Political Science, Windsor
"Covid-19 Vaccines and Public Choice Theory"
During the Covid-19 pandemic misinformation seemed almost as difficult to flatten as the virus itself. Vaccine hesitancy became a wedge issue during the federal election campaign. But it wasn’t just anti-vaxxers who were spreading misinformation, it was also the media, pundits, and government. The disinformation that these groups were focused on wasn’t vaccine efficacy, but Canada’s vaccine procurement and our ability to produce a home-grown MRNA candidate. This presentation tells the story of how the only MRNA vaccine in Canada was sidelined in favour of foreign-produced vaccines, and how within Canada, non-MRNA candidates were prioritized. Using the lens of public choice theory, I will argue that political leaders were more focused on electoral success than on the public good in their procurement strategy for Covid-19 vaccines.

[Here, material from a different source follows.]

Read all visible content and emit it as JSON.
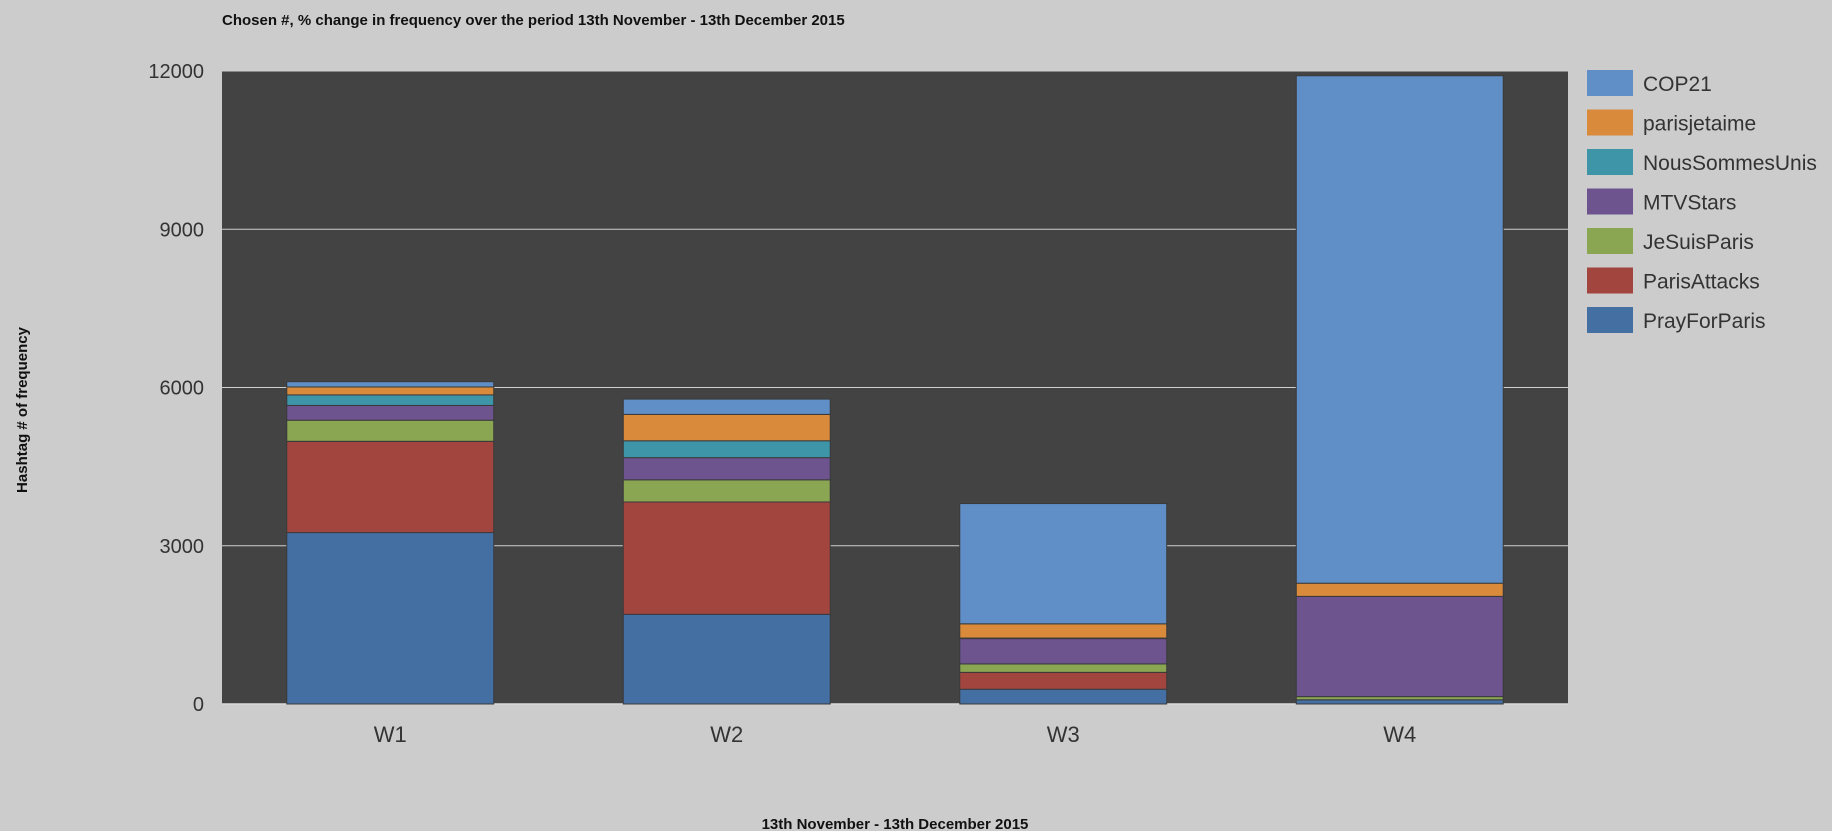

“Can Rational Persuasion Be Epistemically Paternalistic?”
This paper addresses two related questions about belief, inquiry, and persuasion. The first is a question about the nature of epistemic paternalism, which is, roughly, the activity of interfering in other people’s inquiry, for their own epistemic benefit. I want to provide a characterization of epistemic paternalism that is a bit different from how it is usually characterized in the literature. The second question is about rational persuasion, and whether it can ever be paternalistic, or (better) whether it can be disrespectful and prima facie wrong in the same way that at least some cases of paternalism are disrespectful and prima facie wrong. Tsai (2014) has argued persuasively that rational persuasion can in fact be paternalistic. I argue here that, while Tsai is on to something important about the paternalistic use of reasons, his central example of a paternalistic use of reasons to persuade someone in fact falls short of the ideal of rational persuasion.
“Estimating robustness of argument conclusions”

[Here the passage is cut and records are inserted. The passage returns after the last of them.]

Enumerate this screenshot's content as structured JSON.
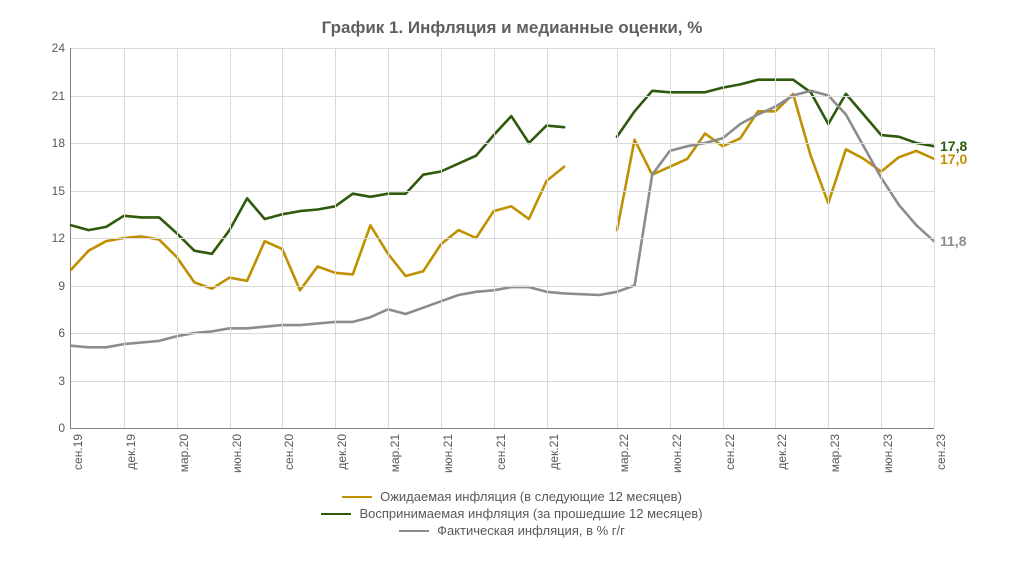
{
  "title": "График 1. Инфляция и медианные оценки, %",
  "title_fontsize": 17,
  "title_color": "#5f5f5f",
  "background_color": "#ffffff",
  "grid_color": "#d9d9d9",
  "axis_color": "#808080",
  "tick_label_color": "#595959",
  "tick_label_fontsize": 12,
  "ylim": [
    0,
    24
  ],
  "ytick_step": 3,
  "yticks": [
    0,
    3,
    6,
    9,
    12,
    15,
    18,
    21,
    24
  ],
  "x_categories": [
    "сен.19",
    "дек.19",
    "мар.20",
    "июн.20",
    "сен.20",
    "дек.20",
    "мар.21",
    "июн.21",
    "сен.21",
    "дек.21",
    "мар.22",
    "июн.22",
    "сен.22",
    "дек.22",
    "мар.23",
    "июн.23",
    "сен.23"
  ],
  "x_minor_per_major": 3,
  "x_break": {
    "enabled": true,
    "after_index_minor": 28,
    "gap_units": 1
  },
  "series": [
    {
      "id": "expected",
      "label": "Ожидаемая инфляция (в следующие 12 месяцев)",
      "color": "#bf9000",
      "line_width": 2.6,
      "end_label": "17,0",
      "end_value": 17.0,
      "data": [
        10.0,
        11.2,
        11.8,
        12.0,
        12.1,
        11.9,
        10.8,
        9.2,
        8.8,
        9.5,
        9.3,
        11.8,
        11.3,
        8.7,
        10.2,
        9.8,
        9.7,
        12.8,
        11.0,
        9.6,
        9.9,
        11.6,
        12.5,
        12.0,
        13.7,
        14.0,
        13.2,
        15.6,
        16.5,
        null,
        12.5,
        18.2,
        16.0,
        16.5,
        17.0,
        18.6,
        17.8,
        18.3,
        20.0,
        20.0,
        21.1,
        17.2,
        14.2,
        17.6,
        17.0,
        16.2,
        17.1,
        17.5,
        17.0
      ]
    },
    {
      "id": "perceived",
      "label": "Воспринимаемая инфляция (за прошедшие 12 месяцев)",
      "color": "#2e5a0c",
      "line_width": 2.6,
      "end_label": "17,8",
      "end_value": 17.8,
      "data": [
        12.8,
        12.5,
        12.7,
        13.4,
        13.3,
        13.3,
        12.3,
        11.2,
        11.0,
        12.5,
        14.5,
        13.2,
        13.5,
        13.7,
        13.8,
        14.0,
        14.8,
        14.6,
        14.8,
        14.8,
        16.0,
        16.2,
        16.7,
        17.2,
        18.5,
        19.7,
        18.0,
        19.1,
        19.0,
        null,
        18.4,
        20.0,
        21.3,
        21.2,
        21.2,
        21.2,
        21.5,
        21.7,
        22.0,
        22.0,
        22.0,
        21.2,
        19.2,
        21.1,
        19.8,
        18.5,
        18.4,
        18.0,
        17.8
      ]
    },
    {
      "id": "actual",
      "label": "Фактическая инфляция, в % г/г",
      "color": "#8c8c8c",
      "line_width": 2.6,
      "end_label": "11,8",
      "end_value": 11.8,
      "data": [
        5.2,
        5.1,
        5.1,
        5.3,
        5.4,
        5.5,
        5.8,
        6.0,
        6.1,
        6.3,
        6.3,
        6.4,
        6.5,
        6.5,
        6.6,
        6.7,
        6.7,
        7.0,
        7.5,
        7.2,
        7.6,
        8.0,
        8.4,
        8.6,
        8.7,
        8.9,
        8.9,
        8.6,
        8.5,
        8.4,
        8.6,
        9.0,
        16.0,
        17.5,
        17.8,
        18.0,
        18.3,
        19.2,
        19.8,
        20.3,
        21.0,
        21.3,
        21.0,
        19.8,
        17.8,
        15.8,
        14.1,
        12.8,
        11.8
      ]
    }
  ],
  "legend": {
    "position": "bottom-center",
    "fontsize": 13
  }
}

In defeasible argumentation, a conclusion that has been established on the basis of evidence can, nevertheless, be reversed when sufficient new evidence to the contrary is presented. Argumentation could continue indefinitely through a series of such reversals as long as any new considerations capable of being decisive on the matter being argued can be discovered. It is usually a goal of argumentation to resolve a difference of opinion in a principled way, and such defeasibility complicates the task by threatening to defer that principled resolution indefinitely.

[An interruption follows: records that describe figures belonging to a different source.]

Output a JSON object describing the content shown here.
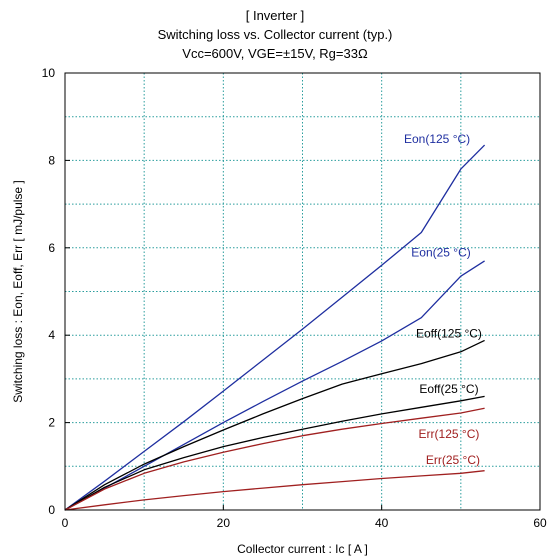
{
  "chart_data": {
    "type": "line",
    "title_lines": [
      "[ Inverter ]",
      "Switching loss  vs.  Collector current  (typ.)",
      "Vcc=600V, VGE=±15V, Rg=33Ω"
    ],
    "xlabel": "Collector current  :  Ic  [ A ]",
    "ylabel": "Switching loss  :  Eon, Eoff, Err  [ mJ/pulse ]",
    "xlim": [
      0,
      60
    ],
    "ylim": [
      0,
      10
    ],
    "xticks": [
      0,
      20,
      40,
      60
    ],
    "yticks": [
      0,
      2,
      4,
      6,
      8,
      10
    ],
    "x_minor_step": 10,
    "y_minor_step": 1,
    "grid": true,
    "grid_color": "#2a9d9d",
    "x": [
      0,
      5,
      10,
      15,
      20,
      25,
      30,
      35,
      40,
      45,
      50,
      53
    ],
    "series": [
      {
        "name": "Eon(125 °C)",
        "color": "#1f2fa0",
        "values": [
          0,
          0.66,
          1.34,
          2.02,
          2.72,
          3.43,
          4.14,
          4.87,
          5.6,
          6.35,
          7.8,
          8.35
        ],
        "label_xy": [
          47,
          8.4
        ]
      },
      {
        "name": "Eon(25 °C)",
        "color": "#1f2fa0",
        "values": [
          0,
          0.5,
          1.0,
          1.5,
          2.0,
          2.48,
          2.95,
          3.4,
          3.87,
          4.4,
          5.35,
          5.7
        ],
        "label_xy": [
          47.5,
          5.8
        ]
      },
      {
        "name": "Eoff(125 °C)",
        "color": "#000000",
        "values": [
          0,
          0.58,
          1.05,
          1.45,
          1.83,
          2.2,
          2.55,
          2.88,
          3.12,
          3.35,
          3.62,
          3.88
        ],
        "label_xy": [
          48.5,
          3.95
        ]
      },
      {
        "name": "Eoff(25 °C)",
        "color": "#000000",
        "values": [
          0,
          0.52,
          0.92,
          1.2,
          1.45,
          1.66,
          1.85,
          2.03,
          2.2,
          2.35,
          2.5,
          2.6
        ],
        "label_xy": [
          48.5,
          2.68
        ]
      },
      {
        "name": "Err(125 °C)",
        "color": "#a02020",
        "values": [
          0,
          0.48,
          0.84,
          1.1,
          1.32,
          1.52,
          1.7,
          1.85,
          1.98,
          2.1,
          2.22,
          2.33
        ],
        "label_xy": [
          48.5,
          1.65
        ]
      },
      {
        "name": "Err(25 °C)",
        "color": "#a02020",
        "values": [
          0,
          0.12,
          0.23,
          0.33,
          0.42,
          0.5,
          0.58,
          0.65,
          0.72,
          0.78,
          0.84,
          0.9
        ],
        "label_xy": [
          49,
          1.05
        ]
      }
    ]
  }
}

In order to know when to close off argumentation, we should like to know how likely it is that the current conclusion is to stand up to future arguments. This research suggests that it should be possible to estimate that: when the argumentation is constrained in a certain way. Arguers must present what they believe to be the most weighty and robust considerations first and they must not withhold potentially decisive arguments. Under those constraints I present a model of the robustness of the conclusions based on how much elaborated an argument has been and the recent frequency of reversals of the conclusion. The resulting measure is not comparable across arguments; instead, we must make arguers “work” about as hard on defeating a conclusion as is implied by the model of robustness, and that gives us a practical way of making what has usually been called “burden of proof” concrete in an argumentative situation. The method may be applied to single person and multi-person argumentation.